5.0 MAINTENANCE STORAGE PROGRAM

On occasion it is necessary to deactivate or remove an aircraft from operations for indefinite lengths of time. When this occurs, certain storage and/or preservation procedures must be accomplished to prevent unwarranted deterioration and maintain the aircraft in condition so that a minimum of time and work will enable the aircraft to be returned to service in an airworthy condition. The level of preservation depends on variables such as the planned length of storage and the storage environment. For example, a large transport category aircraft taken out of service due to excess capacity and stored for an indefinite period outside on the ramp at San Francisco International Airport should have a more comprehensive level of preservation than an identical aircraft taken out of

service for storage and placed in a desert climate like Roswell, New Mexico.
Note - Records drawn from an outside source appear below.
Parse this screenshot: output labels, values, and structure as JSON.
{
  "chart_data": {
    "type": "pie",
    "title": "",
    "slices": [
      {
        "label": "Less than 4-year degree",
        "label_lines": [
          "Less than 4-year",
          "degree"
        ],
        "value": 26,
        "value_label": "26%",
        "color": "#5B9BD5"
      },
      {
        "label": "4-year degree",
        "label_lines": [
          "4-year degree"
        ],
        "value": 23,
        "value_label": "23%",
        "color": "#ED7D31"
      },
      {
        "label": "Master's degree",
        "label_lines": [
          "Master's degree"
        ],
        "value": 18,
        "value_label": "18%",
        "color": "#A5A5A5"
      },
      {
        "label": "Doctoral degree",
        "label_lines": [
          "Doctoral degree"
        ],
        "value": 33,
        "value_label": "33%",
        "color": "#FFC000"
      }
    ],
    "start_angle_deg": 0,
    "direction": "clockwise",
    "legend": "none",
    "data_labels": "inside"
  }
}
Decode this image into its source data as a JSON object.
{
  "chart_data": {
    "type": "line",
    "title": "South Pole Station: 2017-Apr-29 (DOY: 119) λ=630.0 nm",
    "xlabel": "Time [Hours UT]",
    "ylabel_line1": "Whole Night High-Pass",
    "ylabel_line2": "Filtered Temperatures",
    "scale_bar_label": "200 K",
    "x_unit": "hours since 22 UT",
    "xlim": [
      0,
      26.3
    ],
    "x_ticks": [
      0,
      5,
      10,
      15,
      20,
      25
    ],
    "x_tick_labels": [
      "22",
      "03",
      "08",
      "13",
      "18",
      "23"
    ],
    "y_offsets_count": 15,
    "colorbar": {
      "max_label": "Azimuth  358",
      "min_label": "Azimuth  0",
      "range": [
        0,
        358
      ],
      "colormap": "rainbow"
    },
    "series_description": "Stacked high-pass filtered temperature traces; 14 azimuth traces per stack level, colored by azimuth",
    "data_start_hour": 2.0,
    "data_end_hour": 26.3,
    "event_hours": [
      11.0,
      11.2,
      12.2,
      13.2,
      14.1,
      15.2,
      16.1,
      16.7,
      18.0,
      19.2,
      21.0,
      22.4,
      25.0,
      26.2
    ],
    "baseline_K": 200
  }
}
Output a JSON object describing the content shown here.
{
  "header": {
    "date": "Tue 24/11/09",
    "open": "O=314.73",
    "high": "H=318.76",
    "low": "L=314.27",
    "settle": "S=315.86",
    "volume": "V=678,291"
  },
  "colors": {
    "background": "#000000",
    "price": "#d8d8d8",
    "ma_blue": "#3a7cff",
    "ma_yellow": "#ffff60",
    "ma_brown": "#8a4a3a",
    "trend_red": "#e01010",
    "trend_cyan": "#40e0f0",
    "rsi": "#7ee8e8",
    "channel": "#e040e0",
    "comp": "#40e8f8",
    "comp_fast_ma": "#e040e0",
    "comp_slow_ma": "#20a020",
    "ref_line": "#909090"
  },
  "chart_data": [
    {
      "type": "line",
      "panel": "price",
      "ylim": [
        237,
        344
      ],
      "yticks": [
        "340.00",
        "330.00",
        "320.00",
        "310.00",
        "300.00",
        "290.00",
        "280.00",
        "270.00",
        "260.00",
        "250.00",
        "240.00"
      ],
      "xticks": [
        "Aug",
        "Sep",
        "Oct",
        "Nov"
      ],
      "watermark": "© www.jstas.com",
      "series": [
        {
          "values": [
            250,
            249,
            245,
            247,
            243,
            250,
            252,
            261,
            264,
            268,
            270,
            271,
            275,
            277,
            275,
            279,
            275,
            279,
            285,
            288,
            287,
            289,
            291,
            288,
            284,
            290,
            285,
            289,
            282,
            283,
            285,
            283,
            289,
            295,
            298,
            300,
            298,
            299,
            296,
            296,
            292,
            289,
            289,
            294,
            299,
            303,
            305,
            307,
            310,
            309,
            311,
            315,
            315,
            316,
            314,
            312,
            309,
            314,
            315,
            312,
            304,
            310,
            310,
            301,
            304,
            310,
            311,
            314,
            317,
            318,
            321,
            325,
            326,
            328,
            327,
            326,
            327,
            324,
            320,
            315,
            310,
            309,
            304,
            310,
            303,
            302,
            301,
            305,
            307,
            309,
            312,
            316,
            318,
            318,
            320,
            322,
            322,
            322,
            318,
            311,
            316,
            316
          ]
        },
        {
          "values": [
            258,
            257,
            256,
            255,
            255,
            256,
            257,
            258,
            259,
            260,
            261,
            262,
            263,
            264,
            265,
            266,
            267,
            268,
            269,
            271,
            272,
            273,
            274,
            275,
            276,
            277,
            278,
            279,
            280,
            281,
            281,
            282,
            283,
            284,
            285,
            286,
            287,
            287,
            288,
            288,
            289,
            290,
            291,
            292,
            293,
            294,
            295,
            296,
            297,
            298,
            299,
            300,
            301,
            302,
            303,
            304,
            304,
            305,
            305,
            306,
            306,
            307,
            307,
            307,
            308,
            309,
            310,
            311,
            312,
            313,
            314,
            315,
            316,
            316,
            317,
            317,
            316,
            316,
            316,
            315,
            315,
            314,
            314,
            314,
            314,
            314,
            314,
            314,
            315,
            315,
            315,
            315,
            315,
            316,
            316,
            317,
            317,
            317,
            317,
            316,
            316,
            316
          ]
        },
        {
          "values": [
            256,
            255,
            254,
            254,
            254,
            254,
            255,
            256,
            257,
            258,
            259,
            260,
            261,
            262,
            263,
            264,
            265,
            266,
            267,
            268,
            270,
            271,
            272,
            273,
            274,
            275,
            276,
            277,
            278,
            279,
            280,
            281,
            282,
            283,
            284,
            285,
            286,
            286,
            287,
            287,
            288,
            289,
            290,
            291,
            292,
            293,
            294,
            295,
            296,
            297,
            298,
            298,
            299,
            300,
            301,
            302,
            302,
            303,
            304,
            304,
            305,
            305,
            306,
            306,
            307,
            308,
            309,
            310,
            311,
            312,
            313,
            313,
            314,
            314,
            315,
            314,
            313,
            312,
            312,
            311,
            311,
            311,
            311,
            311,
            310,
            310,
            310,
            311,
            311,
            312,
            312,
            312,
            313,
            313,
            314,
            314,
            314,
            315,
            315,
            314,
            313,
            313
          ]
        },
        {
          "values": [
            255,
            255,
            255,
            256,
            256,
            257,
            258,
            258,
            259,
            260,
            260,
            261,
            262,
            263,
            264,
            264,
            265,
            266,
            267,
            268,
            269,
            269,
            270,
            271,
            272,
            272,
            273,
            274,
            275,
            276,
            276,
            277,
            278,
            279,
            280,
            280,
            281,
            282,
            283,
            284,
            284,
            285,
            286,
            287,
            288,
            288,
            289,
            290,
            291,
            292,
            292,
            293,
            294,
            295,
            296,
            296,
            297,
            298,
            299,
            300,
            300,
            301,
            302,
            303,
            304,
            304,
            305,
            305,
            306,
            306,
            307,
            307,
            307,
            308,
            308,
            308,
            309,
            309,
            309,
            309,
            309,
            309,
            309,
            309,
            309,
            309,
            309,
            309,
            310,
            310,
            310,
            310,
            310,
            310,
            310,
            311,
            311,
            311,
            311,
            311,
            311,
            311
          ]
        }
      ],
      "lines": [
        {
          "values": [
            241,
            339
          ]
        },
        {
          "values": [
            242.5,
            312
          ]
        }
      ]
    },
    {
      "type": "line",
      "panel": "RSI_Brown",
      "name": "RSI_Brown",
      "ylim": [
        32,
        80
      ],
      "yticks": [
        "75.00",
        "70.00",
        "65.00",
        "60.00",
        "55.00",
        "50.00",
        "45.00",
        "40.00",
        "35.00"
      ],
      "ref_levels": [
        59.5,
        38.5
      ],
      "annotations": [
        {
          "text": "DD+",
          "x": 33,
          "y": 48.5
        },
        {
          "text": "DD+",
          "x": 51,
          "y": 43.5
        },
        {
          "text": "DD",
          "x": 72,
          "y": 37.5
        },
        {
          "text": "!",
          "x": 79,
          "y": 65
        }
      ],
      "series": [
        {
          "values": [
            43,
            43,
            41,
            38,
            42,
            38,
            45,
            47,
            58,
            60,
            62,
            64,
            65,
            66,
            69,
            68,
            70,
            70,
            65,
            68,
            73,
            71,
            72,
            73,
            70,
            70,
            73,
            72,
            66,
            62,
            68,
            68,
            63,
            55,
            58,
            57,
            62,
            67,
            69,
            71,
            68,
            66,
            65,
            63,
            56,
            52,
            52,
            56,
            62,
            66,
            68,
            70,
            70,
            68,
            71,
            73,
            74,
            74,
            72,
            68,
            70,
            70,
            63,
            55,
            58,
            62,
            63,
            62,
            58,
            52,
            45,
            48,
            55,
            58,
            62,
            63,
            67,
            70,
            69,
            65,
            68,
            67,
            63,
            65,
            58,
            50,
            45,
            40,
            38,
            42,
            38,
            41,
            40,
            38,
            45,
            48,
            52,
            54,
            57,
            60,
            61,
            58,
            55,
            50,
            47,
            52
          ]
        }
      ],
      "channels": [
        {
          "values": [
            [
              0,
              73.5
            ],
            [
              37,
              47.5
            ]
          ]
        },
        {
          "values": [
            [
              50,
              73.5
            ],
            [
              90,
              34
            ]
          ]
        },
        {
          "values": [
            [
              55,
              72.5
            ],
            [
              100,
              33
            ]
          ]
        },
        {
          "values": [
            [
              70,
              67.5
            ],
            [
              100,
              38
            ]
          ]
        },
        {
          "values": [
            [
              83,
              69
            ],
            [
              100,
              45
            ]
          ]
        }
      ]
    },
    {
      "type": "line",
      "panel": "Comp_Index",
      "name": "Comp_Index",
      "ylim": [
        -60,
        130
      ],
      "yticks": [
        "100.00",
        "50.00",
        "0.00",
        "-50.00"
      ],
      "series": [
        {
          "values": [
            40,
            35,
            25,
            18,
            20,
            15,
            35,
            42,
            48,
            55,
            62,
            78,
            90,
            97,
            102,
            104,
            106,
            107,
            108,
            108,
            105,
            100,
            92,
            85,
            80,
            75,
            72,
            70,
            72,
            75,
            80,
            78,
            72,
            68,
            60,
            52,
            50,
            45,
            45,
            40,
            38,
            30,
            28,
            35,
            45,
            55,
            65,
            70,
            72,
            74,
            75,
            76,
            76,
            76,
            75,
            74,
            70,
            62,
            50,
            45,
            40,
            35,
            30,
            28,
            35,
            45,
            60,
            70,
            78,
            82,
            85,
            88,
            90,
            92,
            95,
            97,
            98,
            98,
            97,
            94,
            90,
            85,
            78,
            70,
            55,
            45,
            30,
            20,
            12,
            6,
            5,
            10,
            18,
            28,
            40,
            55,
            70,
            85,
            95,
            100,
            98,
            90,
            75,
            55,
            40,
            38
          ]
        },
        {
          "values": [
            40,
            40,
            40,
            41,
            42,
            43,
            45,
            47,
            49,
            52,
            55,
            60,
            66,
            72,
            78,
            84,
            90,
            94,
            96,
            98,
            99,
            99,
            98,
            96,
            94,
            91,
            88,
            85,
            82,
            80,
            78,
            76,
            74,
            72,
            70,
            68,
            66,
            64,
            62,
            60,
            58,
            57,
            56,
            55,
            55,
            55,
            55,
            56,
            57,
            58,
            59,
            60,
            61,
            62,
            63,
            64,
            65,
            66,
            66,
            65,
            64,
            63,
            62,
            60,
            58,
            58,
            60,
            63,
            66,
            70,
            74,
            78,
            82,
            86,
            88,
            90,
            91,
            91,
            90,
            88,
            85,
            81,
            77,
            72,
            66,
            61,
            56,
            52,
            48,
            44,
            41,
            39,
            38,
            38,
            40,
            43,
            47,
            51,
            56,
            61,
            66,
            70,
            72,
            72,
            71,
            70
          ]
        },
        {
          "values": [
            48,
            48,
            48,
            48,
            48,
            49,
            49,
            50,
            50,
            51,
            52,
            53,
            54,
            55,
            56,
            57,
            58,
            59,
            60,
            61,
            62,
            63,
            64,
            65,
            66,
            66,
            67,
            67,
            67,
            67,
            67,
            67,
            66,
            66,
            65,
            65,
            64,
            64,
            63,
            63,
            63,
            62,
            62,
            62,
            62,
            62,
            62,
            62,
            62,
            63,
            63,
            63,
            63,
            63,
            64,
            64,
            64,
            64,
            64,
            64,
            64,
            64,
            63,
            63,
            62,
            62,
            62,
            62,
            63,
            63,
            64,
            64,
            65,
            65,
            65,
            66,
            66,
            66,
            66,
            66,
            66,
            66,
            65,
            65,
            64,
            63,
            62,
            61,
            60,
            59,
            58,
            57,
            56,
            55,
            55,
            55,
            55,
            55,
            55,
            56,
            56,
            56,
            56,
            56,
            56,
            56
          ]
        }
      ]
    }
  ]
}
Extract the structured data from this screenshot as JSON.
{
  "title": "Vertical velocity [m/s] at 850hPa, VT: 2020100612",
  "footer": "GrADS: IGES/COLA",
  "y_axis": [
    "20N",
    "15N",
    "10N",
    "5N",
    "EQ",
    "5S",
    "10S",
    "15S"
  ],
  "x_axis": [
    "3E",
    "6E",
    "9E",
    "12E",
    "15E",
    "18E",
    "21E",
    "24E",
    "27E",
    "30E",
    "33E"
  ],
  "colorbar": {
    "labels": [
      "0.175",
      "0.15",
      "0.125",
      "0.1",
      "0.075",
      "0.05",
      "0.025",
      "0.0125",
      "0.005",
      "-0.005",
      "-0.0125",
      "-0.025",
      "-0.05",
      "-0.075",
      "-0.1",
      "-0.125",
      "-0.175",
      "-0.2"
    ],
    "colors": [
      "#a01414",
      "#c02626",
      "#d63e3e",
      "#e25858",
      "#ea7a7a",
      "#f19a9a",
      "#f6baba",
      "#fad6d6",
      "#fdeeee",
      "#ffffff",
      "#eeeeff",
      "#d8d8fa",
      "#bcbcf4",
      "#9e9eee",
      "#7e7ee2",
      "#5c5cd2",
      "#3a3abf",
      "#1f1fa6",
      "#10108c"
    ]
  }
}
An air carrier’s aircraft is considered stored when it is removed from active operational status for any reason. The level of preservation depends on the length of storage, the aircraft design features, and the storage environment (inside/outside, etc.). There are generally three types of storage programs.

A. Short-Term Storage. An aircraft is subject to short-term preservation procedures when it is removed from operational status for less than 60 days.

B. Intermediate-Term Storage. An aircraft is subject to intermediate-term preservation procedures when it is removed from operational status for more than 60 days but less than 120 days.

C. Long-Term Storage. An aircraft is subject to long-term preservation procedures when it is removed from operational status for 120 days or more.